Gravely he inspected all the portraits of his feminine ancestors that he might decide, as one without bias, whether Matocton had ever boasted a more delectable mistress. Equity—or in his fond eyes at least,—demanded a negative. Only in one of these canvases, a counterfeit of Miss Evelyn Ramsay, born a Ramsay of Blenheim, that had married the common great-great-grandfather of both the colonel and Patricia—Major Orlando Musgrave, an aide-de-camp to General Charles Lee in the Revolution,—Rudolph Musgrave found, or seemed to find, dear likenesses to that demented seraph who was about to stoop to his unworthiness.

He spent much time before this portrait. Yes, yes! this woman had been lovely in her day. And this bright, roguish shadow of her was lovely, too, eternally postured in white patnet, trimmed with a vine of rose-colored satin leaves, a pink rose in her powdered hair and a huge ostrich plume as well.

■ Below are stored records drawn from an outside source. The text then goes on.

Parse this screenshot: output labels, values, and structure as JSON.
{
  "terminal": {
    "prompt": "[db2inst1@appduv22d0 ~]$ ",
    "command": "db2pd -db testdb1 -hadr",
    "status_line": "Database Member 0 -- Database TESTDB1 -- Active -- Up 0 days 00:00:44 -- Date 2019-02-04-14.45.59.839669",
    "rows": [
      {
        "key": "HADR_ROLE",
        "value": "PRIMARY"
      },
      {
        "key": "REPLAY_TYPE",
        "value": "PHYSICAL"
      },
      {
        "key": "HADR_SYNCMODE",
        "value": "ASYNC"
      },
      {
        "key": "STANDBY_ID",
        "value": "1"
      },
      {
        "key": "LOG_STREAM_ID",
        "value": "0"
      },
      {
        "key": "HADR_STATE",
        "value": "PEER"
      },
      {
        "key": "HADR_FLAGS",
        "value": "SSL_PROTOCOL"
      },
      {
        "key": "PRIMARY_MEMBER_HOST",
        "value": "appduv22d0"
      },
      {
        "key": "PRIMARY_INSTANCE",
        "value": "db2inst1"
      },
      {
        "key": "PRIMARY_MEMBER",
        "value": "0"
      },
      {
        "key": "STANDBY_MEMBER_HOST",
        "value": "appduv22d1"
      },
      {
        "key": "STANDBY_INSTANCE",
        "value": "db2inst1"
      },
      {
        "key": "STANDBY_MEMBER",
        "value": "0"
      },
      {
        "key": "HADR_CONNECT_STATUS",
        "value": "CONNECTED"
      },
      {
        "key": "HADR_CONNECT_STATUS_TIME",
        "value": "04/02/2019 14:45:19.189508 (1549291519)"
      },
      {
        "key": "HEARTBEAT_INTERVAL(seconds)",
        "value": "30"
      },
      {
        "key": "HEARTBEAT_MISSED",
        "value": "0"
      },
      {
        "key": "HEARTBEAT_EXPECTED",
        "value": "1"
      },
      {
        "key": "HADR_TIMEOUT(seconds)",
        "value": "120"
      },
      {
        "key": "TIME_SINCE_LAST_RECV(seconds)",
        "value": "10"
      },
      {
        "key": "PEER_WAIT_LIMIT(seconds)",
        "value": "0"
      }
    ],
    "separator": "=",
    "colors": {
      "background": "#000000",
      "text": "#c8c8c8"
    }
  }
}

Yet it was an adamantean colonel that remarked:

"My dear, perhaps it is just as fortunate as not that you have quitted Matocton. For I have heard tales of you, Miss Ramsay. Oh, no! I honestly do not believe that you would have taken kindlily to any young person—not even in the guise of a great-great-grand-daughter,—to whom you cannot hold a candle, madam. A fico for you, madam," said the most undutiful of great-great-grandsons.

Let us leave him to his roseate meditations. Questionless, in the woman he loved there was much of his own invention: but the circumstance is not unhackneyed; and Colonel Musgrave was in a decorous fashion the happiest of living persons.

Meanwhile Joe Parkinson, a young man much enamored, who fought the world by ordinary, like Hal o' the Wynd "for his own hand," was seeing Patricia every day.

V

Joe Parkinson—tall and broad-shouldered, tanned, resolute, chary of speech, decisive in gesture, having close-cropped yellow hair and frank, keen eyes like amethysts,—was the one alien present when Colonel Musgrave came again into Roger Stapylton's fine and choicely-furnished mansion.

This was on the evening Roger Stapylton gave the long-anticipated dinner at which he was to announce his daughter's engagement. As much indeed was suspected by most of his dinner-company, so carefully selected from the aristocracy of Lichfield; and the heart of the former overseer, as these handsome, courtly and sweet voiced people settled according to their rank about his sumptuous table, was aglow with pride.

Then Rudolph Musgrave turned to his companion and said softly: "My dear, you are like a wraith. What is it?"

"I have a headache," said Patricia. "It is nothing."

"You reassure me," the colonel gaily declared, "for I had feared it was a heartache—"

She faced him. Desperation looked out of her purple eyes. "It is," the girl said swiftly.

"Ah—?" Only it was an intake of the breath, rather than an interjection. Colonel Musgrave ate his fish with deliberation. "Young Parkinson?" he presently suggested.

"I thought I had forgotten him. I didn't know I cared—I didn't know I could care so much—" And there was a note in her voice which thrust the poor colonel into an abyss of consternation.